Lloyd inserted the missing bearings into the harrow and informed Ritchie that the harrow had been repaired and was ready for collection. Ritchie, entirely reasonably, asked Lloyd’s workshop supervisor what the problem had been with the harrow. The supervisor refused to tell Ritchie, merely saying that the harrow had been repaired to what was described as “factory gate specification”. Ritchie then asked for an engineer’s report on the harrow but this too was refused. However, Ritchie was told informally by persons involved with the repair that there had been bearings missing from the harrow, omitted on manufacture.
Being concerned about the consequences that the missing bearings could have had on the other parts of the harrow and the possible effects of these events on the guarantee period, Ritchie rejected the equipment on the basis that Lloyd had refused to provide the information that he was seeking. Ritchie asked for a refund of the price paid for the harrow but Lloyd refused to do so, maintaining that the effect of the repair was to make the harrow as good as it would have been had it left the factory new and correctly assembled. On this basis Lloyd contended Ritchie was under a duty to accept the equipment.
The Scottish Inner House held that Ritchie could have rejected the equipment at the time of the first delivery as not conforming to the contract. The effect of the repair was to remedy the breach, thereby removing Ritchie’s right to reject the goods and rescind the contract. In allowing Ritchie’s appeal, the House of Lords proceeded on an entirely different basis. Lord Hope’s view was that whilst the Act identified that a buyer should not be assumed to accept goods by agreeing to a repair, it was silent as to what should happen after the parties agree to investigate a possible repair. He considered that the situation was to be regulated by an implied term that Lloyd was under a duty to provide Ritchie with the information it sought.
As Lloyd refused to provide that information, it was in beach of that obligation. Ritchie was deprived of the information it obviously needed to make a properly informed choice between accepting and rejecting the equipment and was thus entitled to reject the equipment even although Lloyd was able to prove afterwards that the harrow had indeed been repaired to factory gate standard.
Lord Rodger approached the matter differently, although with a similar outcome. When Lloyd took the harrow away for repair that could only have been in terms of a separate agreement between the parties for Lloyd to inspect and, if possible, repair the harrow to the standard required by the sale contract. This constituted a separate inspection and repair agreement. That agreement contained the implied term that whilst Lloyd performed the repairs that Ritchie would not rescind the agreement. The crux of the matter was whether the agreement further contained an obligation upon Lloyd to inform Ritchie of the problem with the harrow. In the event, Lord Rodger found that it did. Lord Brown considered that Lloyd behaved “thoroughly unreasonably” by not disclosing the nature of the fault.

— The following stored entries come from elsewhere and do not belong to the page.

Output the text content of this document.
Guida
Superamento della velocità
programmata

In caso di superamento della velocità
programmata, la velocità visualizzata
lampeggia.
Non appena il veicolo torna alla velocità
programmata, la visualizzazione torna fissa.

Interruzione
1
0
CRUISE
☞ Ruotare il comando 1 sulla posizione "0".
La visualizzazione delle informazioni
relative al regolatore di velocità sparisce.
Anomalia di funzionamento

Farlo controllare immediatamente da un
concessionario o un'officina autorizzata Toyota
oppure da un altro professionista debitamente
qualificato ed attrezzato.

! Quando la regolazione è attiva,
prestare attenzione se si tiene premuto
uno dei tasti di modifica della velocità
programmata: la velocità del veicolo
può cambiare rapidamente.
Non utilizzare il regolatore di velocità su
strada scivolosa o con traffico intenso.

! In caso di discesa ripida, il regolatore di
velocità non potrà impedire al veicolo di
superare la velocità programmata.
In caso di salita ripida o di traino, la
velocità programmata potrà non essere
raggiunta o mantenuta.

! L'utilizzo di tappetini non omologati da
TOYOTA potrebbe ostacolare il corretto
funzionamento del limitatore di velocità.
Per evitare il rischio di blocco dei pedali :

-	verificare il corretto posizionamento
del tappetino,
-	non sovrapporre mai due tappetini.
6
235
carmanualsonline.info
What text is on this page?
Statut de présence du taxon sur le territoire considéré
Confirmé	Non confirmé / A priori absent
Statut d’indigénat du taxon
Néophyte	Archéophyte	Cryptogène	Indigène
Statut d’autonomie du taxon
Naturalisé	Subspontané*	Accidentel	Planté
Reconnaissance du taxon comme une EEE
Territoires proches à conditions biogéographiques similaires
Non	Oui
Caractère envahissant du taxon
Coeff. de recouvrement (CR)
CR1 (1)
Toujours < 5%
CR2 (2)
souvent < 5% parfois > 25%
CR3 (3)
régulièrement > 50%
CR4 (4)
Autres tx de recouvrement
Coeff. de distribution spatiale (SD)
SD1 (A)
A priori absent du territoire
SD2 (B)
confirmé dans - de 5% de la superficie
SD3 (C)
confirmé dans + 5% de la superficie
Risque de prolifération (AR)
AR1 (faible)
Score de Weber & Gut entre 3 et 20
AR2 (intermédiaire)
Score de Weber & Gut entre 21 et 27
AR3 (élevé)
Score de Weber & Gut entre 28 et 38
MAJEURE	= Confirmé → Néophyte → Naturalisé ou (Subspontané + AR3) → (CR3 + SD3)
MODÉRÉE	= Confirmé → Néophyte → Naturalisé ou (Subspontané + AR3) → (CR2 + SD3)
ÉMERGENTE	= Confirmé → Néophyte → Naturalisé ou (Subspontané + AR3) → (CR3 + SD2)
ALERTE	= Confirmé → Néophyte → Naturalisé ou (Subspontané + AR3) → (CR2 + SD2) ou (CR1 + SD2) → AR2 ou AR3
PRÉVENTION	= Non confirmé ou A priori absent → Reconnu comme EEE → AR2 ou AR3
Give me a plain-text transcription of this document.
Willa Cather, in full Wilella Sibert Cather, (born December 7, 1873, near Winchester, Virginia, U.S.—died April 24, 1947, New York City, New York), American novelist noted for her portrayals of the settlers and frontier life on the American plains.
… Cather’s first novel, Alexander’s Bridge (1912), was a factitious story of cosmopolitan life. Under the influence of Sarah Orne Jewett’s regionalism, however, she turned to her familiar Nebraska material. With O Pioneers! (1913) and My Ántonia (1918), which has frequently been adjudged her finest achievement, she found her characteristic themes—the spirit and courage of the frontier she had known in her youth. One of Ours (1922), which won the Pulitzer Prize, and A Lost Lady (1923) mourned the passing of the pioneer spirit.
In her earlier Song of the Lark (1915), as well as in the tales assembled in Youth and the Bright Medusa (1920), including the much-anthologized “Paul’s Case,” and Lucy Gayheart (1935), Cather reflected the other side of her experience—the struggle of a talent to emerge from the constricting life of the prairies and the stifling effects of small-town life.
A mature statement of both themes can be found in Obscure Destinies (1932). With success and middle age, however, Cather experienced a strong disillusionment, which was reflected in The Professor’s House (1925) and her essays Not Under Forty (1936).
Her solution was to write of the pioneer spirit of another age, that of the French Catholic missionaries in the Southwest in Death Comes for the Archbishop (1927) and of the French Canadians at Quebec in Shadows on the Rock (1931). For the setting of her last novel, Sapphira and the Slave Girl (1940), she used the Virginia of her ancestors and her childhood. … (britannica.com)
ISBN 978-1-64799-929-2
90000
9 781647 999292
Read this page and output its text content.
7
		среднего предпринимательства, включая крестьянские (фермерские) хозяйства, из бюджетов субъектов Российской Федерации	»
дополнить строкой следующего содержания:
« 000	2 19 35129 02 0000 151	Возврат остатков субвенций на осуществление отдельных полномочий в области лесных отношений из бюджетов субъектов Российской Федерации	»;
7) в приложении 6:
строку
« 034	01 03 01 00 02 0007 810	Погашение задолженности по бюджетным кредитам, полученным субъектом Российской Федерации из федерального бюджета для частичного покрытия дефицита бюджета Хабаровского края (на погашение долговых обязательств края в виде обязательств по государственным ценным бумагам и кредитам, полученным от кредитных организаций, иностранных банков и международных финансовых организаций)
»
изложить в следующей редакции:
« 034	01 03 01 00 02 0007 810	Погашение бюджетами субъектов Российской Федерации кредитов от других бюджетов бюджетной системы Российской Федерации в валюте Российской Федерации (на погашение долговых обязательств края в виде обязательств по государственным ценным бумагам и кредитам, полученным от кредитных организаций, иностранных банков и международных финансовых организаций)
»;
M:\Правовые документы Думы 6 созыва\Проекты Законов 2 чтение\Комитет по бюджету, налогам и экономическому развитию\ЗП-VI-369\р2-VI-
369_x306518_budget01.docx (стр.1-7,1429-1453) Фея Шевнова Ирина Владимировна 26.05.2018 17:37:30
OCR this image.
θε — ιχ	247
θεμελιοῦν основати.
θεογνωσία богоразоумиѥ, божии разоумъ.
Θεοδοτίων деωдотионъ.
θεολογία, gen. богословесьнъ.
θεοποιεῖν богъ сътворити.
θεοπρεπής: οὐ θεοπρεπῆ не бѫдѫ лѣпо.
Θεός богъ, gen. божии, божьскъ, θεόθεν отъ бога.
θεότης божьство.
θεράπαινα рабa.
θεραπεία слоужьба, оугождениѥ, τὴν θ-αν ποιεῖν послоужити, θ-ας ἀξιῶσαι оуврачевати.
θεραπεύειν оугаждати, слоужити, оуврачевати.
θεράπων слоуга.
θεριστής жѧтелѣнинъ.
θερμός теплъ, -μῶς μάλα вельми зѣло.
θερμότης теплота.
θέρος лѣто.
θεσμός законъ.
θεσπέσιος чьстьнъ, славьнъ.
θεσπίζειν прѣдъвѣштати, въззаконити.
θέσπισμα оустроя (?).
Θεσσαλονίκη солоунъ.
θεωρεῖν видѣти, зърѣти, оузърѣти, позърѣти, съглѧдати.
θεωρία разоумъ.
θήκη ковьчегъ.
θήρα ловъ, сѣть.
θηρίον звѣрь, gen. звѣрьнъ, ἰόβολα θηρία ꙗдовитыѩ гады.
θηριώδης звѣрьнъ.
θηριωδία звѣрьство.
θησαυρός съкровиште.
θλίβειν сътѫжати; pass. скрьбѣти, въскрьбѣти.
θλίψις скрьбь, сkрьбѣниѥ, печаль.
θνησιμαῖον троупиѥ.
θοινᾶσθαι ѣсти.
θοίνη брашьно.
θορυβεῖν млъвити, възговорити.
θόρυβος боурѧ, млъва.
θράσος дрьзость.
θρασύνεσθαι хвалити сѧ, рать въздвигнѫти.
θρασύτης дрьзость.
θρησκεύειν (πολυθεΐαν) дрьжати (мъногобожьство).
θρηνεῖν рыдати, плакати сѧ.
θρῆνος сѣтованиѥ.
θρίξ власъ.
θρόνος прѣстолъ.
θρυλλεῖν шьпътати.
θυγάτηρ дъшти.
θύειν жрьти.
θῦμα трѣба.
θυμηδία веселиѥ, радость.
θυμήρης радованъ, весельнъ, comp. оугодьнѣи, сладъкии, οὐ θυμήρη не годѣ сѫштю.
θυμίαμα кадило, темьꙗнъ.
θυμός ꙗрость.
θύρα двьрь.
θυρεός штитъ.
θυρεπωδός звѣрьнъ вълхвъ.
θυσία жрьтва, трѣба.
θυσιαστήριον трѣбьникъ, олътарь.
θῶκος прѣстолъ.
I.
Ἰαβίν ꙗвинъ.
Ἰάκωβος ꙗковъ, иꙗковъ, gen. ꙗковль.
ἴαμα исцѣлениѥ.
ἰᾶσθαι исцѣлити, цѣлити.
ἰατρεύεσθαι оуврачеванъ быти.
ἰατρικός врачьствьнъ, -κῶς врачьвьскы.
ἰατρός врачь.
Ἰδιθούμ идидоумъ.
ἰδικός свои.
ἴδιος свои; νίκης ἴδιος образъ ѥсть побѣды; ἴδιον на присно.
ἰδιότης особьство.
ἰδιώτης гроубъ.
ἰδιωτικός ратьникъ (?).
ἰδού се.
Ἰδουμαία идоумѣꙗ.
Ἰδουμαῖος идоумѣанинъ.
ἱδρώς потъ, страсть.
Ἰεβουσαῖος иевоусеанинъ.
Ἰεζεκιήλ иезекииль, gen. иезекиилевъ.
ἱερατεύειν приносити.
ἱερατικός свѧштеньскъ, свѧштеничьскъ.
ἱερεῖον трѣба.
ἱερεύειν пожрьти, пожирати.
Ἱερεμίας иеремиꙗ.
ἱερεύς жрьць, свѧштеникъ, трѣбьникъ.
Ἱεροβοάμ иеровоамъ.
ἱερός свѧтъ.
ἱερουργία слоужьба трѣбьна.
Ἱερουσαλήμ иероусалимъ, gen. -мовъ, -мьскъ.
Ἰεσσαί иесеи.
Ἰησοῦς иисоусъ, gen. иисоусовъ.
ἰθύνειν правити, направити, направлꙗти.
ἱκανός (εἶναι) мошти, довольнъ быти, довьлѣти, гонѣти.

Although unanimously implying a duty to disclose, their Lordships failed to state when that duty arose. Although Lord Roger found the implied term that Ritchie could not rescind whilst the goods were being repaired, he said nothing about any duty to disclose whilst Lloyd undertook those repairs. Lord Mance suggested it might operate after inspection but prior to the actual repair or alternatively when presented to the buyer after repair. Overall from the judgments it appears that the duty arose when the goods were offered as having been repaired.
There remains the unanswered question that if Lloyd had in fact disclosed the nature of the repair could Ritchie have rejected the goods, particularly as they had been repaired to a factory gate specification? On balance it would appear not but such question will no doubt fall to be decided at some time in the future.